Shedding light on chiral substrates

Shedding light on chiral substrates. Most biological molecules naturally occur as either left-handed (S) or right-handed (R) nonidentical mirror images known as chiral enantiomers. Many drugs come in chiral pairs; therefore, pharmaceutical companies are keen to produce chirally pure medicines that bind to their intended target without subjecting the body to the other, unwanted, and in some cases harmful, enantiomer. One novel technique for separating drug mixtures is to pass them over a chiral substrate, typically a metal oxide, that selectively adsorbs specific enantiomers. But in order for researchers to understand the adsorption dynamics, they must first elucidate the substrate’s chiral orientation.
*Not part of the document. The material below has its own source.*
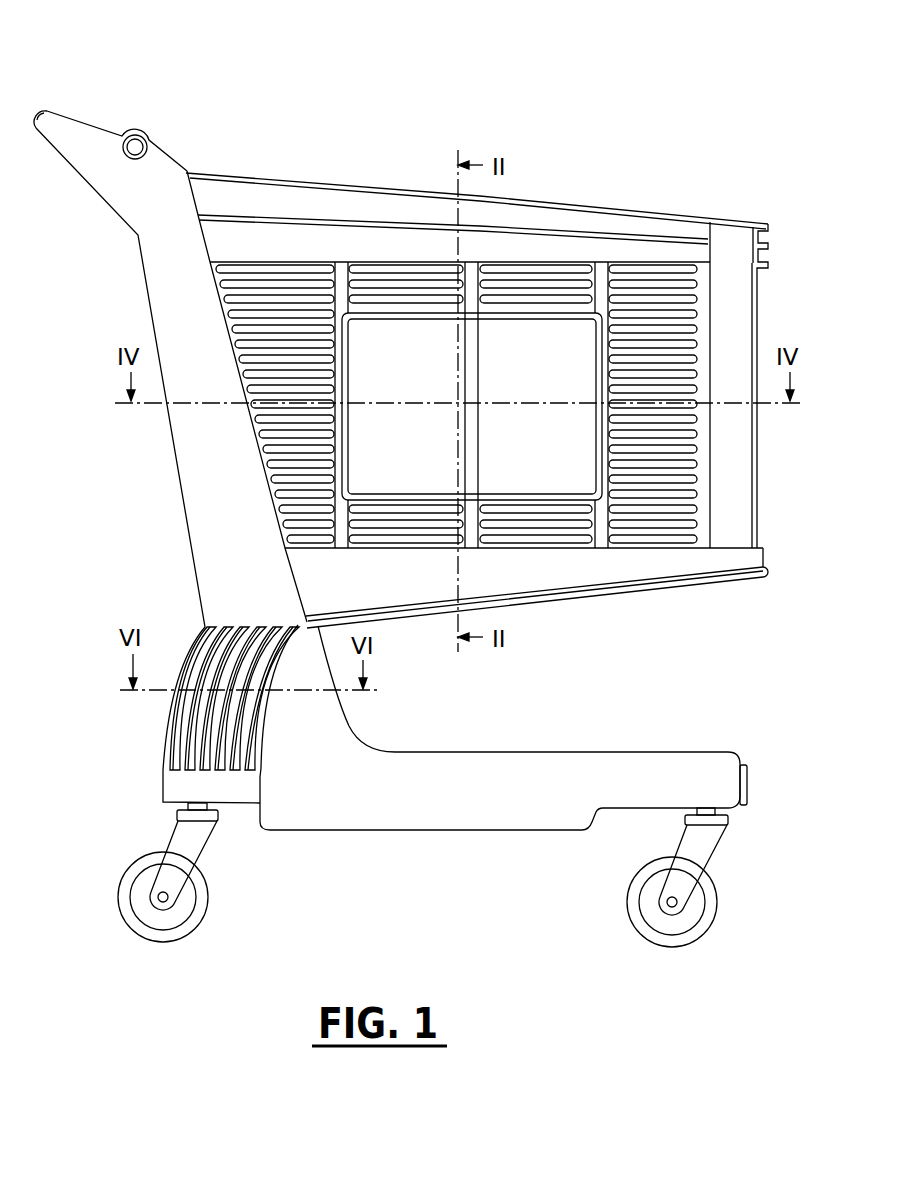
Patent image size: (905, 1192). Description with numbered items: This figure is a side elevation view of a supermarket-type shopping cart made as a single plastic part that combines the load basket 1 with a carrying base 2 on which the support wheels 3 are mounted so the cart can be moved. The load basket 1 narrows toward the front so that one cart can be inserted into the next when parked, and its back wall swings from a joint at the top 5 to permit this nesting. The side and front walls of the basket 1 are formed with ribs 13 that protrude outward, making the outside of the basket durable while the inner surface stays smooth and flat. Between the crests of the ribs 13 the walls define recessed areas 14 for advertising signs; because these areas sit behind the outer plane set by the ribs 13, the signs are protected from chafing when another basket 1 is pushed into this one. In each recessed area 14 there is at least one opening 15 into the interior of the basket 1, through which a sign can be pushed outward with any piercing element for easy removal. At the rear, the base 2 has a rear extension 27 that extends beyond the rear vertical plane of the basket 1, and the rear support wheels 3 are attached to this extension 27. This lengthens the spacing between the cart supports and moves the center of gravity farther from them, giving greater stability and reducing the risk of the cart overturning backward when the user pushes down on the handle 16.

Low-energy electron diffraction techniques can be used, but they cannot easily distinguish orientation if the unit cell of the surface is itself achiral. Now, researchers at the Australian Synchrotron, La Trobe University, and the University of Newcastle have shown that chiral orientation can be identified by photoemission techniques. The researchers used 600-eV x rays to excite photoelectrons from a chiral copper substrate, whose S and R orientations are modeled in the images. After measuring the photoemission from multiple angles, they were able to identify the chiral orientation by overlaying the emission distribution, which reflects the substrate’s bulk symmetry, onto geometric lattice projections of the two possible chiral structures. The researchers also showed that chiral orientation can be determined by measuring the photoemission from the Fermi level of substrates that were excited at 200 eV. (A. Tadich et al., Phys. Rev. Lett., in press.)